The historian can always opt to describe before he explains. The most brutish of facts, it might be said, require little in the way of interpretation. There is little time for description, however, in any reasonably comprehensive history of an entire century. Of the two, Gilbert's brings us closer to the sources, and these provide the most enjoyment and provoke the most interest. Covering Khrushchev's visit to the United States, for example, the author inserts the Russian leader's response when he was refused entry to Disneyland: "Why cannot I go to Disneyland? Do you have rocket launching-pads there?"
History in the grand sense has dominated human lives for relatively short periods even in this most historical of centuries. If it is suffering that makes history, then war lags far behind disease and other depredations. Though he lingers on conflicts, Gilbert's account retains a sense of proportion by accompanying each encounter with the number of deaths in road accidents in the same period. He notes that there have been more fatalities on the roads of Israel in the first 50 years of that nation's existence than were suffered by her armed forces in all its wars put together.
Such number crunching brings further illumination elsewhere, notably in "Mrs Thatcher Remembers", Julian Barnes's contribution to the excellent Penguin Book of Twentieth Century Essays. One thousand eight hundred Falkland Islanders were liberated from Argentina at a cost of just over 1,000 lives, 255 of them British. The victory was a great feat of arms, yet had the figures displayed similar proportions in the 1944 reinvasion of France, there would have been a toll of 23 million lives, 6 million of them Allied.

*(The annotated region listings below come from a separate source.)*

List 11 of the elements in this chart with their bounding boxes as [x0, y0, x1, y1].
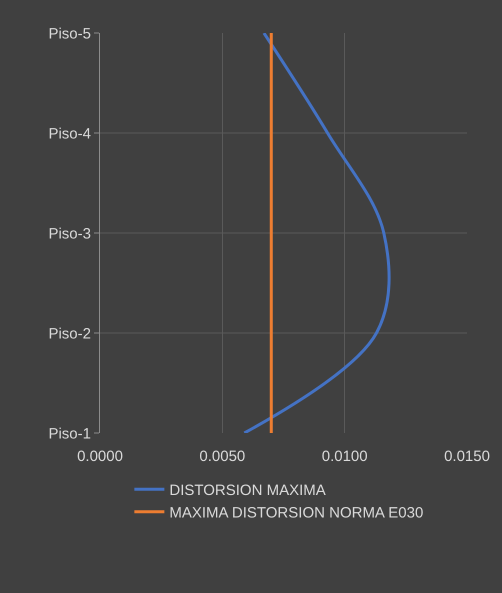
x-tick-label: 0.0000 [77, 448, 123, 465]
y-tick-label: Piso-4 [48, 125, 91, 142]
x-tick-label: 0.0150 [444, 448, 490, 465]
y-tick-label: Piso-5 [48, 25, 91, 42]
legend-label: DISTORSION MAXIMA [169, 482, 326, 500]
y-tick-label: Piso-3 [48, 225, 91, 242]
y-tick-label: Piso-2 [48, 325, 91, 342]
y-tick-label: Piso-1 [48, 425, 91, 442]
x-tick-label: 0.0050 [199, 448, 246, 465]
x-tick-label: 0.0100 [322, 448, 368, 465]
legend-label: MAXIMA DISTORSION NORMA E030 [169, 504, 424, 522]
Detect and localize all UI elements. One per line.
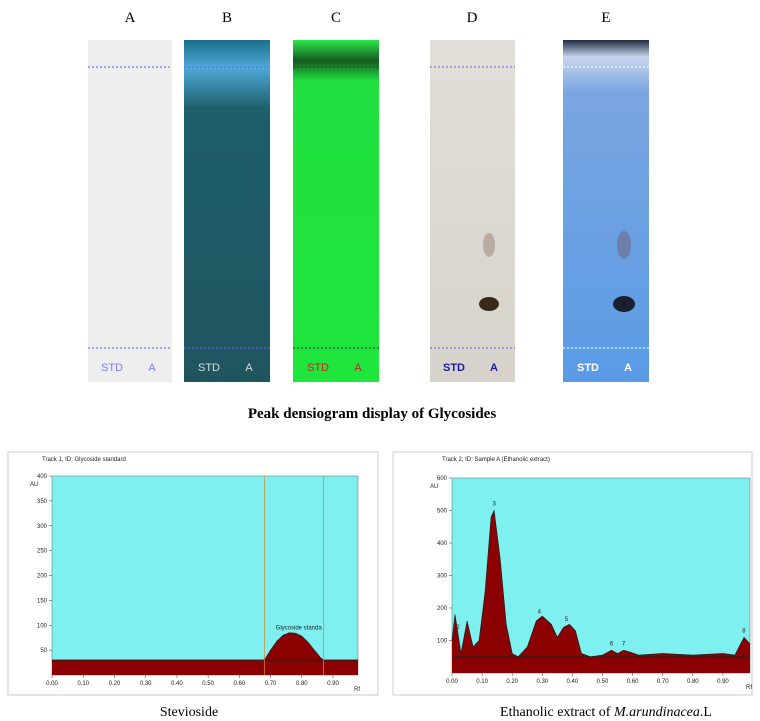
spot xyxy=(479,297,499,311)
x-tick-label: 0.60 xyxy=(627,679,639,685)
densitogram: Track 1, ID: Glycoside standard AU Rf 50 100… xyxy=(7,451,379,696)
y-tick-label: 300 xyxy=(37,524,48,530)
plate-label: A xyxy=(125,10,136,26)
x-tick-label: 0.80 xyxy=(687,679,699,685)
x-label: Rf xyxy=(746,685,752,691)
peak-label: 5 xyxy=(565,617,569,623)
densitogram: Track 2, ID: Sample A (Ethanolic extract… xyxy=(392,451,753,696)
x-tick-label: 0.50 xyxy=(597,679,609,685)
x-tick-label: 0.10 xyxy=(476,679,488,685)
peak-label: 7 xyxy=(622,641,626,647)
plate-label: B xyxy=(222,10,232,26)
x-tick-label: 0.70 xyxy=(265,681,277,687)
plate-label: D xyxy=(467,10,478,26)
plate xyxy=(184,40,270,382)
lane-label: A xyxy=(490,362,498,374)
lane-label: STD xyxy=(577,362,599,374)
x-tick-label: 0.10 xyxy=(77,681,89,687)
x-tick-label: 0.40 xyxy=(171,681,183,687)
plot-area xyxy=(51,475,359,676)
peak-label: 6 xyxy=(610,641,614,647)
chart-title: Track 2, ID: Sample A (Ethanolic extract… xyxy=(442,457,550,463)
x-tick-label: 0.20 xyxy=(109,681,121,687)
x-tick-label: 0.30 xyxy=(536,679,548,685)
y-label: AU xyxy=(30,482,38,488)
curve xyxy=(52,632,358,661)
lane-label: A xyxy=(148,362,156,374)
plate-label: C xyxy=(331,10,341,26)
x-tick-label: 0.90 xyxy=(327,681,339,687)
x-tick-label: 0.30 xyxy=(140,681,152,687)
spot xyxy=(617,231,631,259)
plate xyxy=(430,40,515,382)
plate-label: E xyxy=(601,10,610,26)
x-tick-label: 0.00 xyxy=(446,679,458,685)
y-label: AU xyxy=(430,484,438,490)
y-tick-label: 600 xyxy=(437,476,448,482)
y-tick-label: 400 xyxy=(437,541,448,547)
lane-label: STD xyxy=(307,362,329,374)
lane-label: STD xyxy=(198,362,220,374)
caption: Ethanolic extract of M.arundinacea.L xyxy=(500,705,712,720)
y-tick-label: 200 xyxy=(37,574,48,580)
x-tick-label: 0.80 xyxy=(296,681,308,687)
lane-label: STD xyxy=(101,362,123,374)
x-tick-label: 0.20 xyxy=(506,679,518,685)
plate xyxy=(563,40,649,382)
lane-label: A xyxy=(354,362,362,374)
peak-label: Glycoside standa xyxy=(276,626,323,632)
y-tick-label: 200 xyxy=(437,606,448,612)
x-tick-label: 0.70 xyxy=(657,679,669,685)
x-tick-label: 0.90 xyxy=(717,679,729,685)
y-tick-label: 400 xyxy=(37,474,48,480)
y-tick-label: 500 xyxy=(437,509,448,515)
lane-label: A xyxy=(245,362,253,374)
curve xyxy=(451,509,751,658)
x-tick-label: 0.40 xyxy=(567,679,579,685)
x-label: Rf xyxy=(354,687,360,693)
x-tick-label: 0.50 xyxy=(202,681,214,687)
heading: Peak densiogram display of Glycosides xyxy=(248,406,497,422)
y-tick-label: 150 xyxy=(37,598,48,604)
chart-title: Track 1, ID: Glycoside standard xyxy=(42,457,126,463)
lane-label: STD xyxy=(443,362,465,374)
y-tick-label: 100 xyxy=(37,623,48,629)
plate xyxy=(293,40,379,382)
peak-label: 4 xyxy=(538,610,542,616)
spot xyxy=(613,296,635,312)
caption-part: .L xyxy=(700,705,712,720)
caption-part: M.arundinacea xyxy=(613,705,700,720)
x-tick-label: 0.60 xyxy=(234,681,246,687)
solvent-lines xyxy=(88,66,649,349)
peak-area xyxy=(52,632,358,675)
y-tick-label: 250 xyxy=(37,549,48,555)
plate xyxy=(88,40,172,382)
caption-part: Ethanolic extract of xyxy=(500,705,614,720)
x-tick-label: 0.00 xyxy=(46,681,58,687)
spot xyxy=(483,233,495,257)
y-tick-label: 50 xyxy=(40,648,47,654)
y-tick-label: 100 xyxy=(437,639,448,645)
peak-label: 3 xyxy=(492,502,496,508)
peak-label: 2 xyxy=(456,625,460,631)
tlc-plates xyxy=(88,40,649,382)
caption: Stevioside xyxy=(160,705,218,720)
y-tick-label: 300 xyxy=(437,574,448,580)
y-tick-label: 350 xyxy=(37,499,48,505)
peak-label: 8 xyxy=(742,628,746,634)
lane-label: A xyxy=(624,362,632,374)
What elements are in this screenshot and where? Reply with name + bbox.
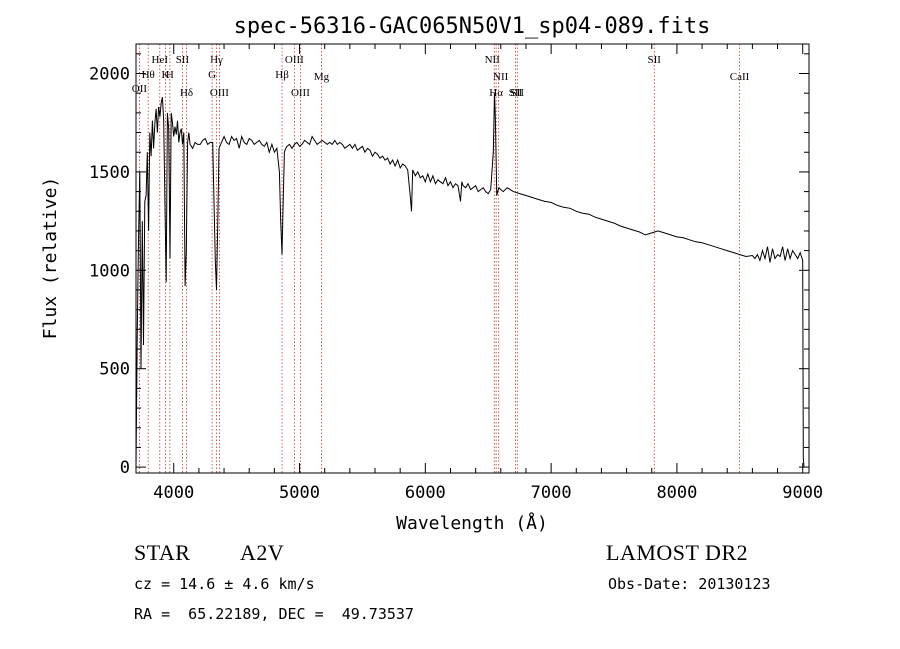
line-label: Hδ — [180, 87, 193, 99]
line-label: HeI — [152, 54, 169, 66]
x-tick-label: 6000 — [405, 483, 446, 503]
axis-ticks: 4000 5000 6000 7000 8000 9000 0 500 1000 1500 2000 — [89, 44, 823, 503]
y-axis-label: Flux (relative) — [40, 177, 61, 340]
line-label: OIII — [291, 87, 310, 99]
y-tick-label: 500 — [99, 360, 130, 380]
line-label: SII — [509, 87, 523, 99]
line-label: G — [208, 69, 216, 81]
line-label: Hθ — [142, 69, 155, 81]
y-tick-label: 1500 — [89, 163, 130, 183]
x-axis-label: Wavelength (Å) — [396, 512, 548, 534]
plot-frame — [135, 43, 810, 474]
y-tick-label: 0 — [120, 458, 130, 478]
line-label: Mg — [314, 71, 330, 83]
survey-name: LAMOST DR2 — [606, 540, 749, 565]
line-label: Hβ — [275, 69, 289, 81]
object-type: STAR — [134, 540, 191, 565]
line-label: SII — [176, 54, 190, 66]
spectral-subclass: A2V — [240, 540, 285, 565]
y-tick-label: 2000 — [89, 65, 130, 85]
line-label: SII — [648, 54, 662, 66]
line-label: Hα — [489, 87, 503, 99]
line-label: K — [161, 69, 169, 81]
x-tick-label: 8000 — [656, 483, 697, 503]
chart-title: spec-56316-GAC065N50V1_sp04-089.fits — [234, 14, 711, 39]
line-label: Hγ — [210, 54, 223, 66]
x-tick-label: 4000 — [153, 483, 194, 503]
coordinates-text: RA = 65.22189, DEC = 49.73537 — [134, 605, 414, 623]
x-tick-label: 9000 — [782, 483, 823, 503]
x-tick-label: 5000 — [279, 483, 320, 503]
line-label: NII — [493, 71, 509, 83]
spectrum-line — [135, 93, 805, 468]
line-label: OIII — [210, 87, 229, 99]
line-label: SII — [511, 87, 525, 99]
line-label: NII — [485, 54, 501, 66]
line-label: H — [166, 69, 174, 81]
redshift-text: cz = 14.6 ± 4.6 km/s — [134, 575, 315, 593]
line-label: CaII — [730, 71, 750, 83]
x-tick-label: 7000 — [531, 483, 572, 503]
y-tick-label: 1000 — [89, 261, 130, 281]
line-label: OIII — [285, 54, 304, 66]
obs-date-text: Obs-Date: 20130123 — [608, 575, 771, 593]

History "proper" - that is, violent history - inspires only a minority of the efforts here. Even in the uncertain days of 1941, George Orwell could write of the limits of the historical experience in "England Your England". Writing in "My War", the literary academic Paul Fussell remembers that the thought that his platoon was at least "making history" got him through his time as a terrified young officer in France. "But we didn't even do that," he adds. "Liddell Hart's 766-page history of the second world war never heard of us . . . The only satisfaction history has offered is the evidence that we caused Josef Goebbels some extra anxiety."
The essayist has only to dwell on the spirit of the moment where the historian faces the labour of documents and correspondence. The zeitgeist is a less punishing, if more dubious, historical source, but on the strength of this collection of essays, the result can present an equally faithful record of our time.